恋も料理もじっくり弱火で

 そうしてスクロールしていた柚葉の視線は、ある文字を見つけた瞬間、吸い寄せられるようにぴたりと止まった。

『調理部』

 その三文字だけが、まるでスポットライトを浴びたかのようにきらりと光って見えた。

(調理部……!)

 料理を作る部活。それはつまり、どういうことか。

(絶対、放課後においしいものが食べられる……!)

 期待で胸が一気に高鳴る。
 新しいレシピに挑戦して、みんなでわいわい味見をして。こんがり焼き色のついた甘いマドレーヌ、オーブンから出てきたばかりのふわふわのパン、ホワイトソースがぐつぐつと泡立つ焼きたてのグラタン。
 脳内に広がるあまりにも完璧なごちそうのフルコースに、柚葉の頬はだらしなく緩んでいった。

「ちょっと、柚葉?」

 隣の席から、美波が怪訝そうな顔で覗き込んできた。

「さっきからプリント見つめたまま、すごいニヤけてるよ。何処か気になる部活でもあった?」
「うん!」

 柚葉はハッと我に返ると、迷いなくプリントのその一点をビシッと指差した。

「私、調理部に見学に行く!」
「えっ、柚葉って料理できるの?」

 すかさず斜め前の席から真帆も振り返る。その問いに、柚葉は胸を張って即答した。

「ううん、全然!」
「じゃあ、なんでまた調理部?」

 不可解そうに首を傾げる二人を前に、柚葉はこれ以上ないほどの満面の笑みを浮かべ、堂々と本音を炸裂させた。

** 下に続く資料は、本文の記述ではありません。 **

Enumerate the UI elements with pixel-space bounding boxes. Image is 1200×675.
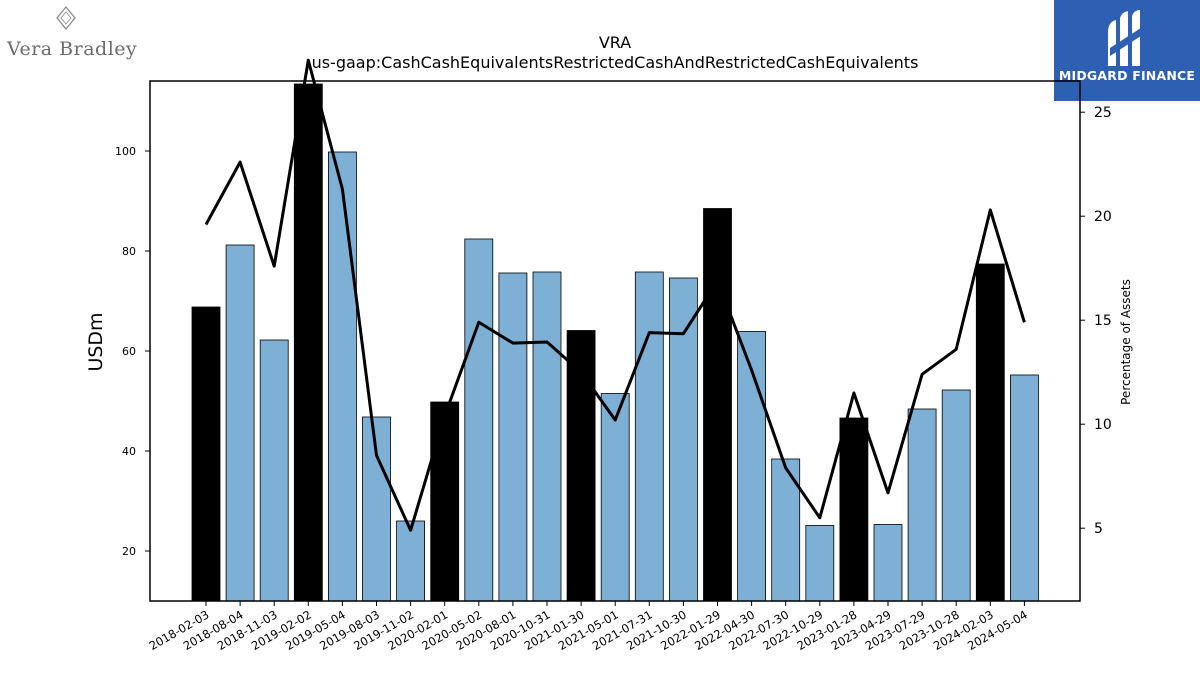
line-series <box>204 58 1026 532</box>
bar-2019-02-02 <box>293 83 323 602</box>
y-tick-label: 80 <box>122 245 136 258</box>
y-tick-label: 20 <box>122 545 136 558</box>
y2-tick-label: 25 <box>1094 105 1112 121</box>
diamond-logo-icon <box>56 6 76 30</box>
bar-2023-01-28 <box>839 417 869 602</box>
y2-tick-label: 10 <box>1094 417 1112 433</box>
midgard-finance-logo: MIDGARD FINANCE <box>1054 0 1200 101</box>
bar-2018-08-04 <box>225 244 255 602</box>
bar-2020-02-01 <box>430 401 460 602</box>
y2-tick-label: 5 <box>1094 521 1103 537</box>
bar-2020-10-31 <box>532 271 562 602</box>
bar-2023-10-28 <box>941 389 971 602</box>
bar-2020-08-01 <box>498 272 528 602</box>
y-tick-label: 60 <box>122 345 136 358</box>
percentage-line <box>204 58 1026 532</box>
chart-title: VRA <box>599 33 631 52</box>
y-tick-label: 40 <box>122 445 136 458</box>
bar-2019-11-02 <box>396 520 426 602</box>
bar-series <box>191 83 1039 602</box>
y2-axis-label: Percentage of Assets <box>1119 279 1133 405</box>
midgard-finance-wordmark: MIDGARD FINANCE <box>1058 68 1196 83</box>
bar-2022-04-30 <box>737 331 766 602</box>
bar-2024-05-04 <box>1010 374 1039 602</box>
bar-2022-01-29 <box>703 208 732 602</box>
midgard-m-icon <box>1108 10 1144 66</box>
bar-2021-05-01 <box>600 393 630 602</box>
chart-subtitle: us-gaap:CashCashEquivalentsRestrictedCas… <box>312 53 919 72</box>
bar-2019-05-04 <box>327 151 357 602</box>
vera-bradley-wordmark: Vera Bradley <box>7 38 138 60</box>
bar-2018-11-03 <box>259 339 289 602</box>
y2-tick-label: 15 <box>1094 313 1112 329</box>
vera-bradley-logo: Vera Bradley <box>4 4 137 60</box>
bar-2022-10-29 <box>805 525 835 602</box>
bar-2023-07-29 <box>907 408 937 602</box>
bar-2018-02-03 <box>191 306 221 602</box>
y-axis-label: USDm <box>85 312 107 371</box>
bar-2023-04-29 <box>873 524 903 602</box>
bar-2024-02-03 <box>975 263 1005 602</box>
bar-2020-05-02 <box>464 238 494 602</box>
y2-tick-label: 20 <box>1094 209 1112 225</box>
bar-2021-07-31 <box>634 271 664 602</box>
bar-2021-10-30 <box>669 277 698 602</box>
y-tick-label: 100 <box>115 145 136 158</box>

「だって、美味しいものがたくさん食べられそうだから!」

 一瞬、周囲の会話のトーンがすっと落ち、教室が静まり返る。
 柚葉は自分が何かおかしなことでも言ってしまったのかと目を瞬かせるが、それも束の間。

「あはははっ!」
「ちょっと、何その理由!?」

 結菜と真帆が同時に吹き出し、お腹を抱えて笑い出した。

「普通そこは『花嫁修業のため』とか『お菓子作りが上手になりたいから』じゃないの?」
「私は食べる専門なの!」

 微塵もブレずに言い切る柚葉に、二人は降参したように肩を竦める。
 出会ってまだ間もない二人ではあるけれど、もう十分に柚葉の食いしん坊っぷりは理解していた。
 いや、理解せざるを得ないという方が正しいのかもしれない。

「まあ、いかにも柚葉らしい動機だけどね」
「でもさ、もし本当に部活で試食とかあるなら、私らの分もキープしといてよ?」
「もちろん!  美味しいものはみんなでシェアしなきゃね!」

 柚葉は力強く親指を立てて、にこりと笑った。